Volume XLII-2/W13
Int. Arch. Photogramm. Remote Sens. Spatial Inf. Sci., XLII-2/W13, 1849-1854, 2019
https://doi.org/10.5194/isprs-archives-XLII-2-W13-1849-2019
© Author(s) 2019. This work is distributed under
the Creative Commons Attribution 4.0 License.
Int. Arch. Photogramm. Remote Sens. Spatial Inf. Sci., XLII-2/W13, 1849-1854, 2019
https://doi.org/10.5194/isprs-archives-XLII-2-W13-1849-2019
© Author(s) 2019. This work is distributed under
the Creative Commons Attribution 4.0 License.

  05 Jun 2019

05 Jun 2019

THE SUPERSPECTRAL/HYPERSPATIAL WORLDVIEW-3 AS THE LINK BETWEEN SPACEBORNE HYPERSPECTRAL AND AIRBORNE HYPERSPATIAL SENSORS: THE CASE STUDY OF THE COMPLEX TROPICAL COAST

A. M. Collin1,2, M. Andel3, D. James1, and J. Claudet4 A. M. Collin et al.
  • 1EPHE, PSL Université Paris, 35800 Dinard, France
  • 2LabEx CORAIL, Moorea, French Polynesia
  • 3DigitalGlobe Foundation, 80234 Westminster, Colorado, USA
  • 4National Center for Scientific Research, PSL Université Paris, CRIOBE, 75005 Paris, France

Keywords: WorldView-3, Hyperion, UAV, Superspectral, Coral Reefs, Moorea Island

Abstract.

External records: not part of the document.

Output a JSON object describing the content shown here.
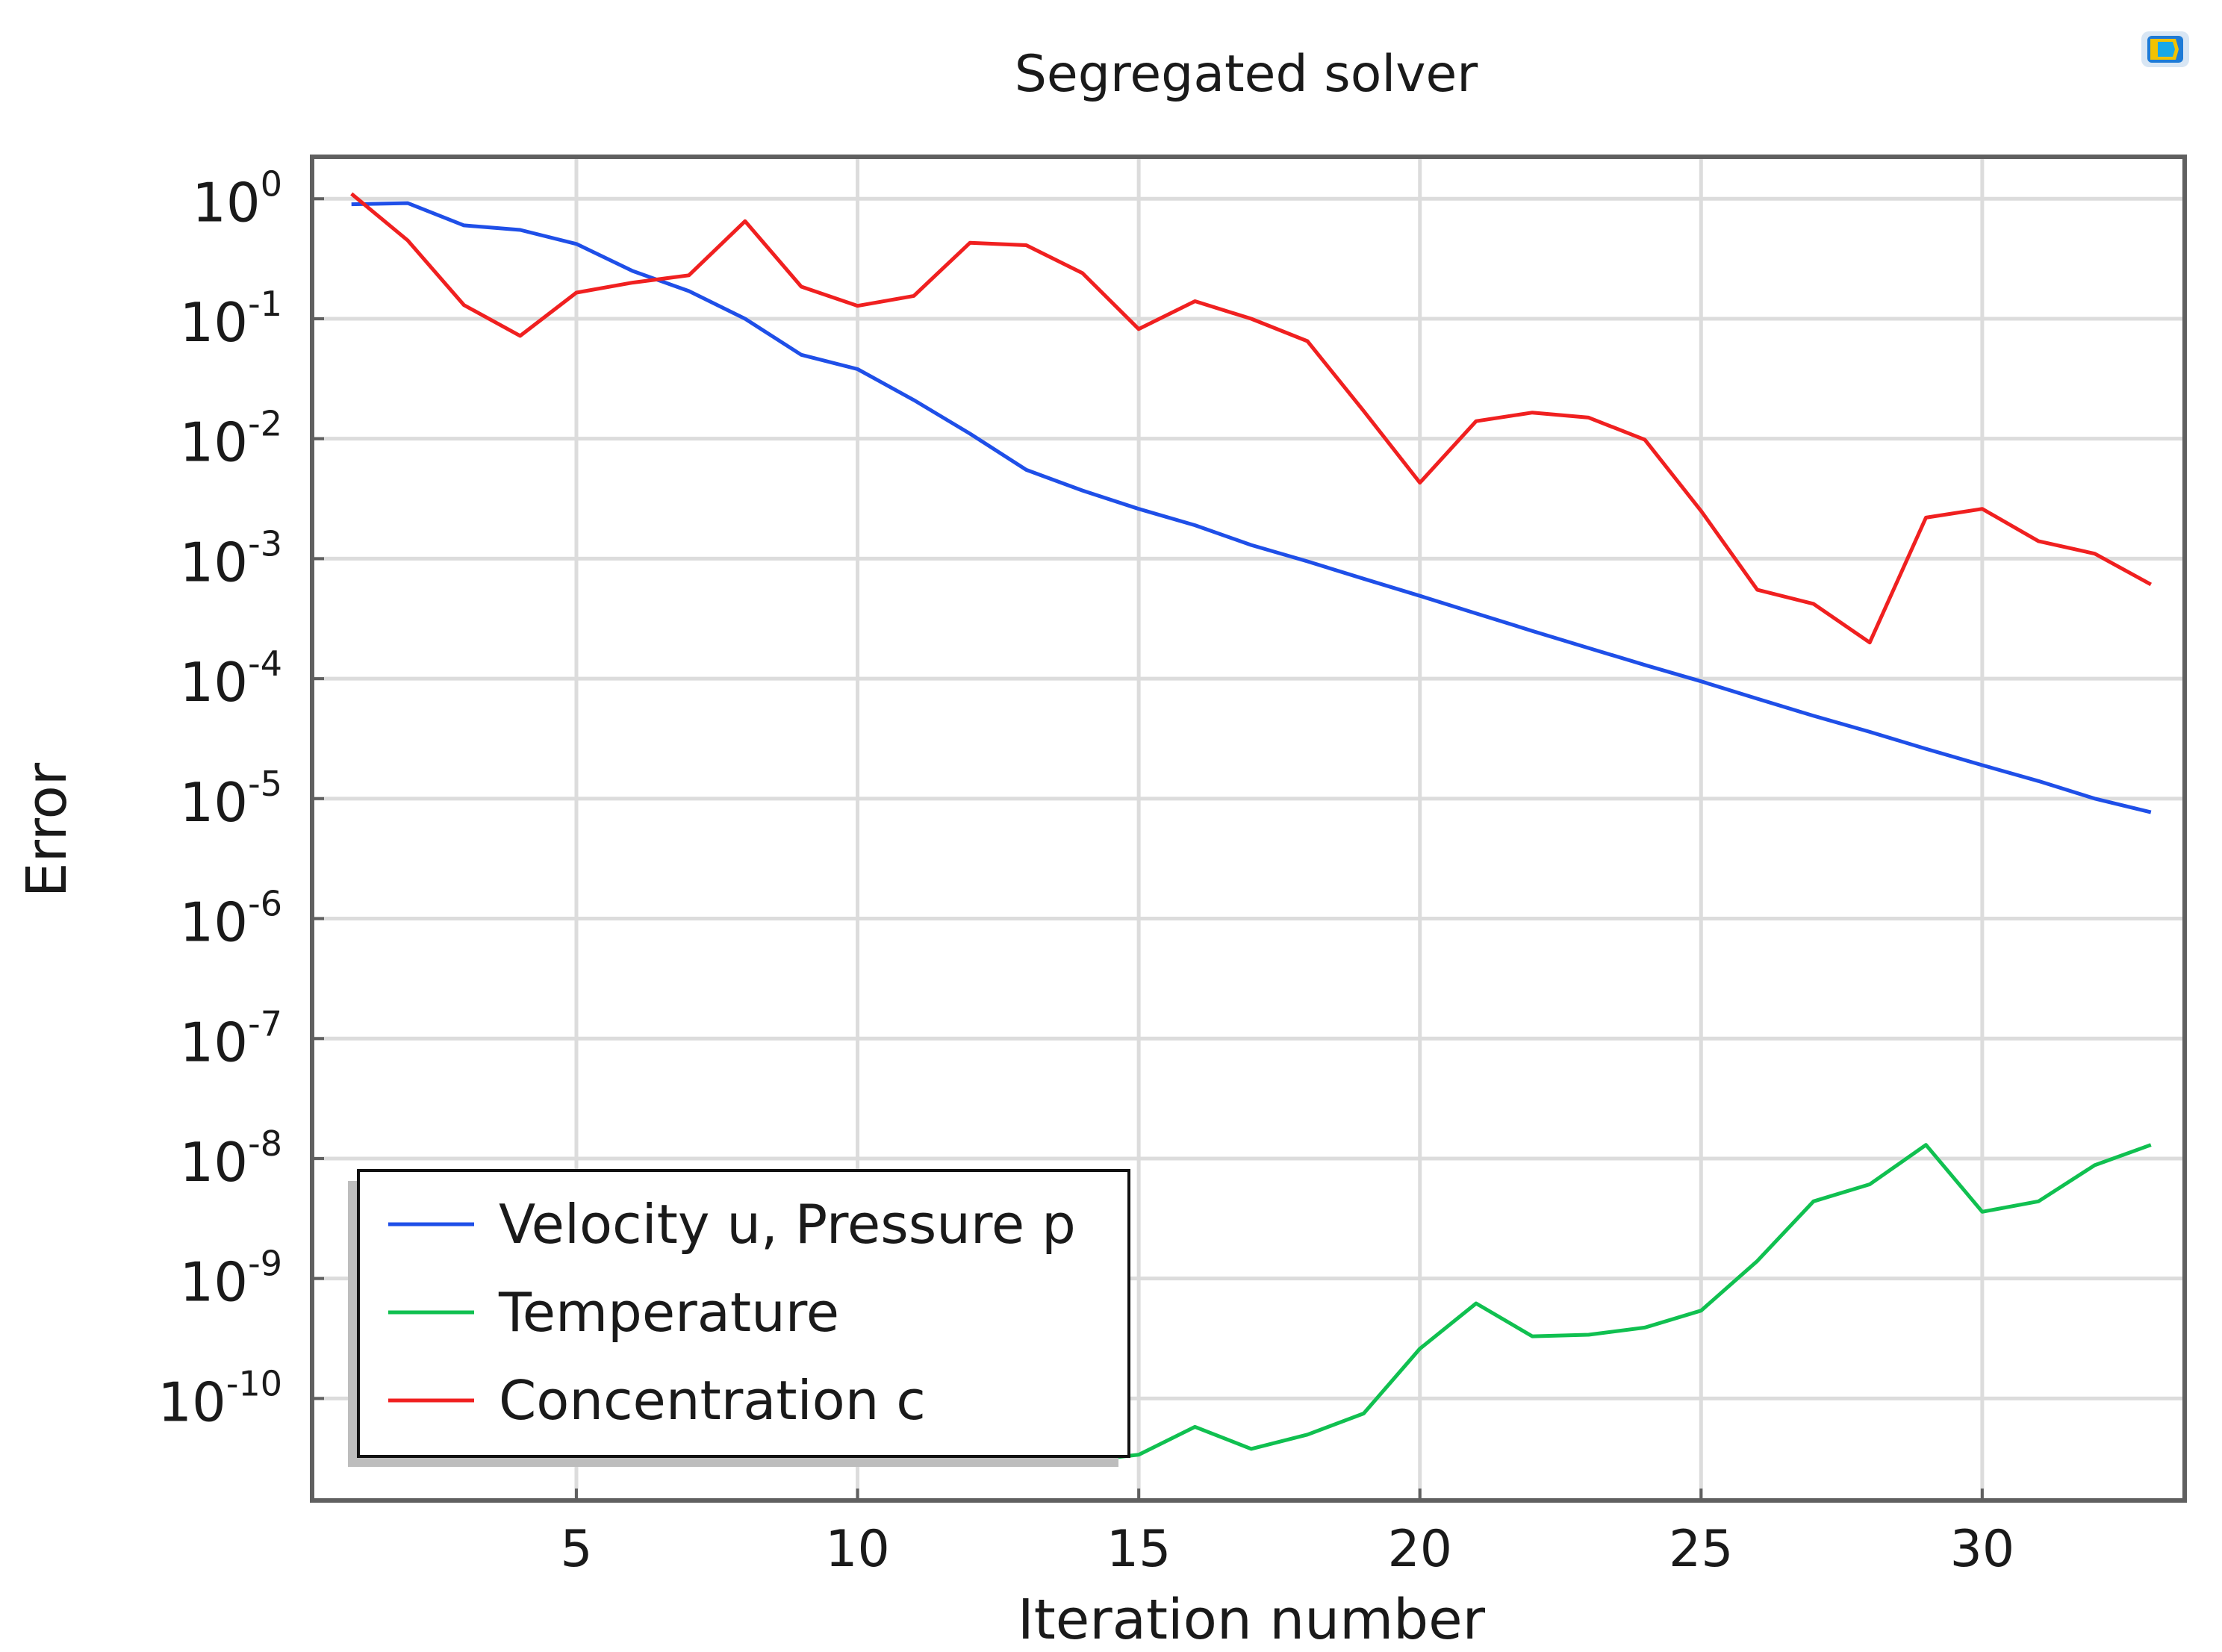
{
  "chart_data": {
    "type": "line",
    "title": "Segregated solver",
    "xlabel": "Iteration number",
    "ylabel": "Error",
    "xlim": [
      0.3,
      33.6
    ],
    "ylim_log10": [
      -10.85,
      0.35
    ],
    "y_scale": "log",
    "x_ticks": [
      5,
      10,
      15,
      20,
      25,
      30
    ],
    "y_ticks_log10": [
      0,
      -1,
      -2,
      -3,
      -4,
      -5,
      -6,
      -7,
      -8,
      -9,
      -10
    ],
    "y_tick_base": "10",
    "y_tick_exponents": [
      "0",
      "-1",
      "-2",
      "-3",
      "-4",
      "-5",
      "-6",
      "-7",
      "-8",
      "-9",
      "-10"
    ],
    "grid": true,
    "legend_position": "bottom-left",
    "series": [
      {
        "name": "Velocity u, Pressure p",
        "color": "#1f4fe8",
        "x": [
          1,
          2,
          3,
          4,
          5,
          6,
          7,
          8,
          9,
          10,
          11,
          12,
          13,
          14,
          15,
          16,
          17,
          18,
          19,
          20,
          21,
          22,
          23,
          24,
          25,
          26,
          27,
          28,
          29,
          30,
          31,
          32,
          33
        ],
        "y": [
          0.9,
          0.92,
          0.6,
          0.55,
          0.42,
          0.25,
          0.17,
          0.1,
          0.05,
          0.038,
          0.021,
          0.011,
          0.0055,
          0.0037,
          0.0026,
          0.0019,
          0.0013,
          0.00095,
          0.00068,
          0.00049,
          0.00035,
          0.00025,
          0.00018,
          0.00013,
          9.5e-05,
          6.8e-05,
          4.9e-05,
          3.6e-05,
          2.6e-05,
          1.9e-05,
          1.4e-05,
          1e-05,
          7.7e-06
        ]
      },
      {
        "name": "Temperature",
        "color": "#10c050",
        "x": [
          14.5,
          15,
          16,
          17,
          18,
          19,
          20,
          21,
          22,
          23,
          24,
          25,
          26,
          27,
          28,
          29,
          30,
          31,
          32,
          33
        ],
        "y": [
          3.2e-11,
          3.4e-11,
          5.8e-11,
          3.8e-11,
          5e-11,
          7.5e-11,
          2.6e-10,
          6.2e-10,
          3.3e-10,
          3.4e-10,
          3.9e-10,
          5.4e-10,
          1.4e-09,
          4.4e-09,
          6.1e-09,
          1.3e-08,
          3.6e-09,
          4.4e-09,
          8.8e-09,
          1.3e-08
        ]
      },
      {
        "name": "Concentration c",
        "color": "#f02020",
        "x": [
          1,
          2,
          3,
          4,
          5,
          6,
          7,
          8,
          9,
          10,
          11,
          12,
          13,
          14,
          15,
          16,
          17,
          18,
          19,
          20,
          21,
          22,
          23,
          24,
          25,
          26,
          27,
          28,
          29,
          30,
          31,
          32,
          33
        ],
        "y": [
          1.1,
          0.45,
          0.13,
          0.072,
          0.165,
          0.2,
          0.23,
          0.65,
          0.185,
          0.128,
          0.155,
          0.43,
          0.41,
          0.24,
          0.082,
          0.14,
          0.1,
          0.065,
          0.017,
          0.0043,
          0.014,
          0.0165,
          0.015,
          0.0098,
          0.0025,
          0.00055,
          0.00042,
          0.0002,
          0.0022,
          0.0026,
          0.0014,
          0.0011,
          0.00061
        ]
      }
    ]
  },
  "app": {
    "icon": "comsol-plot-icon",
    "icon_color": "#1e7bd6",
    "icon_accent": "#f2c200"
  }
}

Earth observation of complex scenes, such as coastal fringes, is based on a plethora of optical sensors constrained by trade-offs between spatial, spectral, temporal and radiometric resolution. The spaceborne hyperspectral EO-1 Hyperion sensor (decommissioned in 2017) was able to acquire imagery with 10 nm spectral (220 bands) at 30 m spatial resolutions over 1424.5 km2 scenes. Conversely, the widespread unmanned airborne vehicle (UAV) hyperspatial DJI Mavic Pro camera can collect only natural-coloured imagery of 100 nm spectral (3 bands) but at 0.1 m spatial resolution over ∼10 km2 scenes (with a single battery and calm meteo-marine conditions). The spaceborne WorldView-3 (WV3), featured by 60 nm spectral (16 bands) at 0.3 m spatial resolution (when pansharpened) over 1489.6 km2 scenes, has the capacity to bridge both sensors. This study aims at testing the spectral and spatial performances of the WV3 to discriminate 10 complex coastal classes, ranging from ocean, reefs and terrestrial vegetation in Moorea Island (French Polynesia). Our findings show that geometrically- and radiometrically-corrected 0.3-m 16-band WV3 bands competed with (30-m) 167-band Hyperion performance for classifying 10 coastal classes with 2-neuron artificial neural network modelling, while being able to segment objects seized by 0.1-m (3-band) UAV. Unifying superspectral and hyperspatial specificities, the WV3 also leverages hypertemporal resolution, that is to say 1-day temporal resolution, rivalling UAV’s one.